La quadrature du cercle : groupe vs individu

Former un gouvernement libanais semble relever de la quadrature du cercle. Il existe bel et bien une majorité démocratiquement élue par le peuple libre et souverain. Cette majorité a été désignée comme telle en vue d'exercer la tâche élémentaire de former un gouvernement, et d'exercer le pouvoir que le peuple lui a confié.
Et pourtant, tel n'est pas le cas, malgré la mobilisation exceptionnelle lors de la campagne électorale où il était clairement annoncé que le choix n'est pas celui de personnes mais de programmes diamétralement opposés.
À peine le scrutin clos, tous ces slogans se sont envolés comme fétus de paille. On ne cesse de tergiverser, de se livrer à d'impossibles contorsions de langage. Soudain, le fameux « choix entre deux programmes » qu'on avait ressassé jusqu'à la nausée, avant le scrutin, se volatilise. Ladite majorité se comporte, sans vergogne, comme si elle était la minorité, comme si elle avait perdu les élections. Une telle anomalie ne s'explique que parce qu'il existe deux légitimités au Liban, absolument contradictoires et inconciliables. La première est celle du processus démocratique ordinaire, exclusivement centré sur la volonté librement exprimée de l'individu-citoyen. Une simple opération comptable permet alors de trancher entre majorité devant exercer le pouvoir et minorité devant se contenter de s'opposer. La deuxième légitimité, par contre, est plus pernicieuse en cela que, par nature, elle pervertit le jeu de la première. Elle annule et rend inopérant tout jeu démocratique basé sur le rapport du nombre. Non démocratique, elle est celle du consensus entre groupes sectaires. Le « groupe-contre-l'individu », la « tribu-contre-le-citoyen », tel est le mal qui paralyse le Liban.
C'est pourquoi la majorité, timide et frileuse, veut nous faire prendre nos vessies pour des lanternes. Pour justifier sa peu glorieuse pusillanimité et ses acrobaties nauséeuses, elle ne cesse de nous bassiner les oreilles avec cette tarte à la crème qu'on appelle « unité nationale ». Mais d'abord, existe-t-il une unité nationale qui serait menacée ? Quel danger guette et met en péril cette supposée unité ? Qu'est-ce qui menace la sécurité interne du peuple libanais, en dehors des armes du Hezbollah qui n'a pas hésité à effectuer une razzia vandale sur Beyrouth, saccageant la ville et tuant des citoyens innocents, lors la « glorieuse journée du 7 mai 2008 », selon l'expression de Sa Clémence sayyed Hassan Nasrallah ?
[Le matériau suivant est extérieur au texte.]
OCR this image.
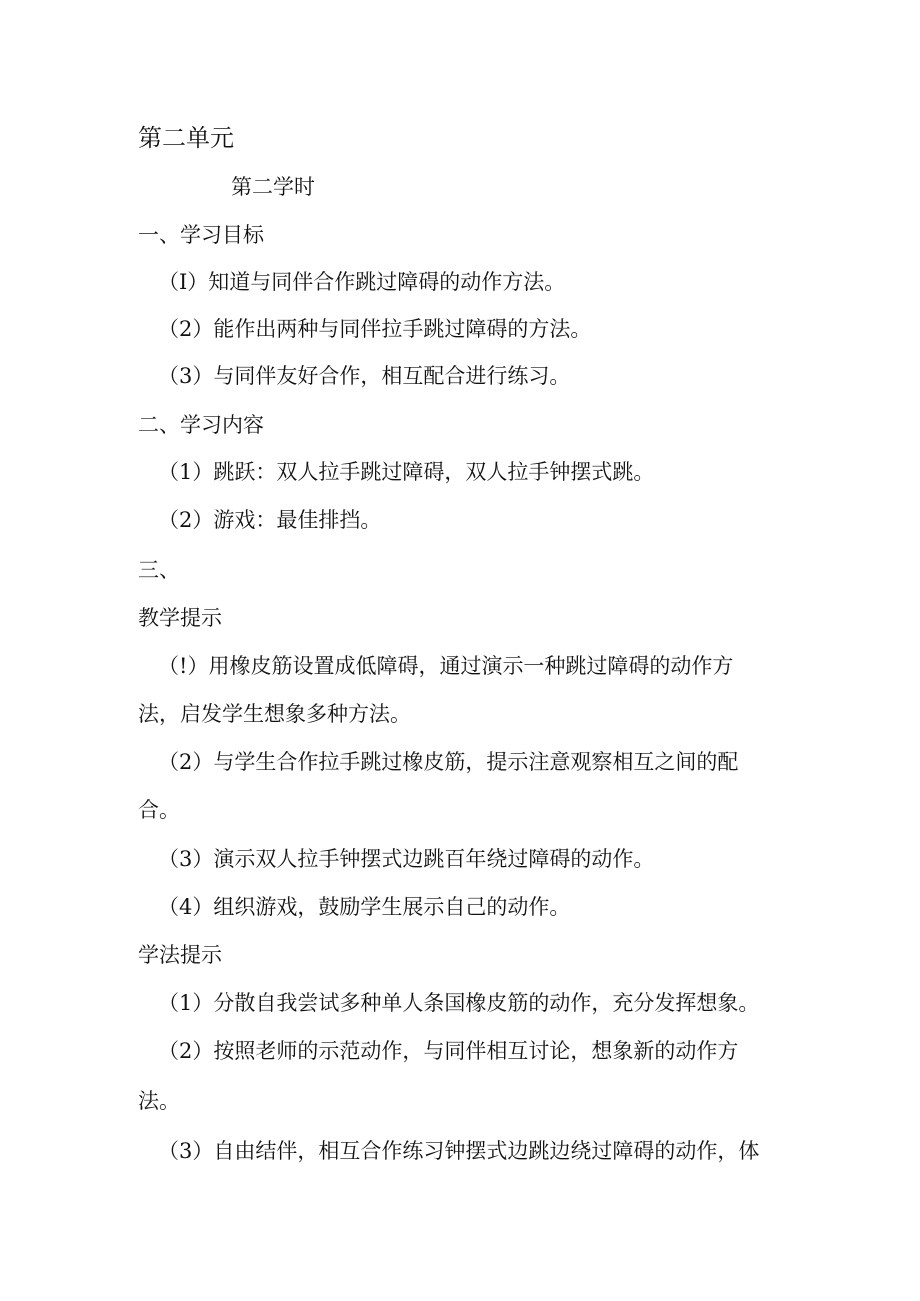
第二单元
第二学时
一、学习目标
（I）知道与同伴合作跳过障碍的动作方法。
（2）能作出两种与同伴拉手跳过障碍的方法。
（3）与同伴友好合作，相互配合进行练习。
二、学习内容
（1）跳跃：双人拉手跳过障碍，双人拉手钟摆式跳。
（2）游戏：最佳排挡。
三、
教学提示
（!）用橡皮筋设置成低障碍，通过演示一种跳过障碍的动作方
法，启发学生想象多种方法。
（2）与学生合作拉手跳过橡皮筋，提示注意观察相互之间的配
合。
（3）演示双人拉手钟摆式边跳百年绕过障碍的动作。
（4）组织游戏，鼓励学生展示自己的动作。
学法提示
（1）分散自我尝试多种单人条国橡皮筋的动作，充分发挥想象。
（2）按照老师的示范动作，与同伴相互讨论，想象新的动作方
法。
（3）自由结伴，相互合作练习钟摆式边跳边绕过障碍的动作，体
Mais quel danger guette la cohésion du peuple libanais et met ainsi en péril le lien social, pour qu'en permanence on piétine la légitimité démocratique de la règle majoritaire afin de ménager celle du consensus du pullulement identitaire des sectes tribales qui composent ce pays ? La notion même d'unité nationale est, au Liban, une anomalie de langage dans la mesure où il n'existe pas de nation libanaise, mais uniquement un patchwork d'entités claniques dirigées par un pouvoir semi-occulte de chefferies tribales. Certaines d'entre elles sont armées jusqu'aux dents par l'étranger, d'autres le sont moins ou ne le sont pas. Dans ces conditions, le fameux « consensus » de l'unité nationale dont on se gargarise tellement est un fieffé mensonge. Ce n'est qu'une hypocrite litote pour parler du rapport de forces entre les chefferies tribales en question. En réalité, ce consensus autour de l'unité nationale ne fait que traduire la peur panique qu'inspire le Hezbollah, sa politique d'expansion géographique et sa stratégie apparente d'hégémonie d'une communauté.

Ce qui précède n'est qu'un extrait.